Peu d’endroits peuvent rendre l’apparente accalmie de l’hiver aussi sombre et profonde que les landes sibériennes sans limites. C’est de là que vient Egor Klochikhin, depuis quelque temps déjà le créateur sous le pseudo Foresteppe d’un délicat paysage électro-acoustique issu de l’inéliminable matrice analogique ; l’artiste russe y revient après la parenthèse de déconstruction bruyante de son précédent opus, Karaul (2019), présentant dans le nouvel « Odeyalo » une galerie de douze fragments sonores impressionnistes, répartis en deux longs morceaux qui remplissent chacune des faces de son édition vinyle couleur cuivre.
Les appareils d’enregistrement eux-mêmes deviennent des instruments dans l’exécution d’Odeyalo, une œuvre déjà jouée en direct l’été dernier grâce à une douzaine de magnétophones à cassettes, qui reproduisent les tracés élancés qui combinent des boucles, des enregistrements sur le terrain et une grande variété de signaux acoustiques et électroniques minuscules. Ce n’est pas un hasard si le terme qui donne son titre à l’œuvre signifie « feuille », indiquant à la fois l’unité physique de l’objet résultant d’une pluralité de textures élancées, et sa légèreté délicate, qui suscite un sentiment de protection et de douce indolence.
En revanche, les éléments dynamiques ne manquent pas tout au long des quelque trente-cinq minutes de l’œuvre, qui est notamment parsemée dans la première partie de vibrations acoustiques chatoyantes, progressivement traversées par des ondulations et des saturations parfois légèrement bruyantes.
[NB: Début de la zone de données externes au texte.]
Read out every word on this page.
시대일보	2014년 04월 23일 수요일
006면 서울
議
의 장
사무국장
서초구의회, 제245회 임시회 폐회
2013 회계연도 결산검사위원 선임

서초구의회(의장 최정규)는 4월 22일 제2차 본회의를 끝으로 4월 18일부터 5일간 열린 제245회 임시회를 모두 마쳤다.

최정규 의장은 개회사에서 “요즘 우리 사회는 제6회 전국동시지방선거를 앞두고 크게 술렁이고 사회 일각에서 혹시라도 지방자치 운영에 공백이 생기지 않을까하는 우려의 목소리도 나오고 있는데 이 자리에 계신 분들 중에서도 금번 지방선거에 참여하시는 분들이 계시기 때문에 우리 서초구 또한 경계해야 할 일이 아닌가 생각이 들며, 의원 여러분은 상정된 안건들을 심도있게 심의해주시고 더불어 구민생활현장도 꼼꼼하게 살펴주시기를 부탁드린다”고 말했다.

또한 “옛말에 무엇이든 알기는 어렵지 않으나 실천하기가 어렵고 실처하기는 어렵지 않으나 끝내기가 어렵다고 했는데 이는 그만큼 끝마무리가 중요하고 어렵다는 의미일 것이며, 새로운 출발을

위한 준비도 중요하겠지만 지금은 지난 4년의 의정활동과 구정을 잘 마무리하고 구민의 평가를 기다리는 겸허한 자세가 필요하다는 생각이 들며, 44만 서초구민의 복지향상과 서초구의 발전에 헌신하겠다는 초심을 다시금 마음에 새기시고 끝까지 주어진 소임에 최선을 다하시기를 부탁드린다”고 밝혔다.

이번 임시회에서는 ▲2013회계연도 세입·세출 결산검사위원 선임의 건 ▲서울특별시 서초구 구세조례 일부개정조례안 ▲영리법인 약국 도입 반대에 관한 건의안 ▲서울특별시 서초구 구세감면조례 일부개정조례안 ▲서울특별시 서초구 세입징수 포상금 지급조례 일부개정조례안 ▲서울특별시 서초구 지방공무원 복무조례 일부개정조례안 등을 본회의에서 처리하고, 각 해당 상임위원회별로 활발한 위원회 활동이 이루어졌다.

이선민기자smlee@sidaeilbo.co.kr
Plus enclins à la définition d’un espace sonore délicatement enchanté sont les quatre fragments de la deuxième partie, dans laquelle la veine contemplative et bucolique de Klochikhin refait surface, à laquelle les résonances, les sifflements et les imperfections des bandes ajoutent une aura sépia et intemporelle, donnant à Odeyalo les contours d’une fragile couverture sonore hivernale.